Paul’s letters to the Corinthians (the body of believers at Corinth) give insight to these 5 ways of living grace.
1. Divine Love
The divine love that God shows to the undeserving is the greatest gift of all. This character of divine love cannot be possessed. It must be granted.
Paul’s greatest desire for the Corinthians is that they would be willing recipients of this grace.
The root of the problems in the Corinthian church is that they have accepted God’s grace as forgiveness, but they have not accepted the possibilities beyond forgiveness. They are forgiven, but now they have abandoned grace. They have abandoned the process.
Its very design beckons to be drawn on more than once. The desired state of grace is not static, but dynamic.
2. Service
Service results from a grace continually accepted and applied. Grace becomes active through us. Grace does not comfort in the face of failure to please, but stimulates and executes acts of service through the people of God to the glory of God.
Throughout chapter 8 of 2 Corinthians, the NRSV translates charis variously as ‘privilege’ (v. 4), ‘generous undertaking’ (vs. 6, 7, 19), and ‘generous act’ (v. 9). To be of service to God’s creation happens only by God’s own generous act. The Christian community in turn channels grace in generous service stemming from the divine nature lived out through us.
3. Thanksgiving
When we submit ourselves in service, a spirit of thanksgiving becomes obvious.
Paul writes of such thanksgiving in terms of grace. Regularly translated as ‘thanks’ as in “thanks be to God” (2 Cor. 8.16), the actual Greek is, once again, charis (1 Cor. 15.57; 2 Cor. 1.11; 2.14; 8.16, 9.15).

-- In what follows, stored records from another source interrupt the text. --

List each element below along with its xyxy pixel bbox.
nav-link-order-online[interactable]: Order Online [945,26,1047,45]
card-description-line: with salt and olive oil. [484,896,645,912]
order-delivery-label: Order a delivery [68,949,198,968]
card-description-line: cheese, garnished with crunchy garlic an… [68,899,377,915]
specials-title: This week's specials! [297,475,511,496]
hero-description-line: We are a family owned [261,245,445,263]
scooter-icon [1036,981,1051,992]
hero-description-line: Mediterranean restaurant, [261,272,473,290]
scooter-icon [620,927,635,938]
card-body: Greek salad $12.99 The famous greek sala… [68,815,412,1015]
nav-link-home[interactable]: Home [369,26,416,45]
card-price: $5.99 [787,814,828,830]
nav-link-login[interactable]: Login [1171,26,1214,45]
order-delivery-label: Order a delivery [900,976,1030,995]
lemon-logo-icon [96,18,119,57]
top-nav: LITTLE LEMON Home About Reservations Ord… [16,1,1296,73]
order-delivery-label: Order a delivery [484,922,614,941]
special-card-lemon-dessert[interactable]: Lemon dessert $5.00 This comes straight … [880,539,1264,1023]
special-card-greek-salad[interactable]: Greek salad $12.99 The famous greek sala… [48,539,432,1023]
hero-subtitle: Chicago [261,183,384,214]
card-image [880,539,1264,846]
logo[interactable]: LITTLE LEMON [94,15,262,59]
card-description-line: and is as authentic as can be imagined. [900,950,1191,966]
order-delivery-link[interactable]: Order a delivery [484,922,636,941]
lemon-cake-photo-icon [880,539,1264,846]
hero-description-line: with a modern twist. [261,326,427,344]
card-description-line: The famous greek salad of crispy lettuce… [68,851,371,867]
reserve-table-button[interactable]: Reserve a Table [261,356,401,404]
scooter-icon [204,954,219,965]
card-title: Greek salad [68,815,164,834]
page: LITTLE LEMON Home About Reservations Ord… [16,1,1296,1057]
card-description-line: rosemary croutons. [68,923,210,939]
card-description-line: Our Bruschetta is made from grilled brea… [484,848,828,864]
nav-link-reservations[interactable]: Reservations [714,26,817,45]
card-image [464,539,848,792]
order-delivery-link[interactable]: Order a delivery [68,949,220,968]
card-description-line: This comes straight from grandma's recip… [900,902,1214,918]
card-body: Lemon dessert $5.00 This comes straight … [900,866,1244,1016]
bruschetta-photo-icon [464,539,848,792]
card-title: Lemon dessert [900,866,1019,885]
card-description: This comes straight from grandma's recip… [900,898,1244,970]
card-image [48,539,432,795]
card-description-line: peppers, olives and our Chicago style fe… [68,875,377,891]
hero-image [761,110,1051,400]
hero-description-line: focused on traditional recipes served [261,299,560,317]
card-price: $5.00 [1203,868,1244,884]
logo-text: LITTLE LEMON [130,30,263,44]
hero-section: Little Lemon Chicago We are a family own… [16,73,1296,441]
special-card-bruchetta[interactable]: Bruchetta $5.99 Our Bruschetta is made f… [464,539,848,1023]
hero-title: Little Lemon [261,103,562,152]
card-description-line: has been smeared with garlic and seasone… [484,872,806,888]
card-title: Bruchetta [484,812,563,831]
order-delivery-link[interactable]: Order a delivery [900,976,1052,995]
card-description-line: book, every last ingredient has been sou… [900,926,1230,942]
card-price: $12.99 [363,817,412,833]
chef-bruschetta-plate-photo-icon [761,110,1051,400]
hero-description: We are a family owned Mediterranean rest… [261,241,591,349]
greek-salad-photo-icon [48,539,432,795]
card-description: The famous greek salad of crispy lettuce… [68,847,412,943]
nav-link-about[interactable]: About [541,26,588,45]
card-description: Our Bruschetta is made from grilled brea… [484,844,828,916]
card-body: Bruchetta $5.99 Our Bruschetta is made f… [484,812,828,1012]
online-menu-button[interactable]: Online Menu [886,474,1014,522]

Grace naturally flows from a spirit of thanksgiving. When we give ourselves to God, the resulting tangible acts of service form a nurturing atmosphere of grace.
4. Sustaining Strength
Grace is the power of God clearly seen in our weakness (1 Cor. 1.4; 3.10; 15.57; 2 Cor. 2.14; 9.15; 6.1; 12.9-10). Paul even appears to be thankful for the grace to suffer. When viewed in the light of the cross, human hardships become an occasion for Christ’s strength to show itself.
The paradoxical quality of perfect power in weakness makes a passage such as 2 Corinthians 4.8-10 a premiere example of the potential power of grace. If afflicted, why not crushed? If perplexed, why not driven to despair? If persecuted, why not forsaken? If struck down, why not destroyed?
The answer is the power of God known as grace.
The death of Christ is carried in us, utilizing the our weakness to display God’s power to the glory of God. The resurrection life is lived through the church, not because of our worthiness and strength, but because of our weakness submitted to Christ.
5. Discipline
Finally, grace forms and grows us by discipline. And I know discipline is not feel good word.
The Corinthians are a people entrusted with a seeming surplus of grace gifts. It could be argued that the Corinthian church is graced with the same quality and quantity of grace that God desires for all his people. That they do not readily and obediently accept the grace gifts in a manner pleasing to God is the sin of the sanctified sinners in Corinth.
They are attempting to remain in a state of initial forgiving grace without allowing the life of Christ to be lived out through them. They are not using grace to extend God’s divine love, to serve each other and the world, to experience thanksgiving, nor to allow the display of God’s power.
In short, they are not allowing grace to discipline their lives and transform them into the image of Christ. Were they actively experiencing and practicing the qualities and activities of grace, they would not fail to grow in grace.
So Tell Me Something
How do you see grace resulting being lived out in your life and the life of your faith community?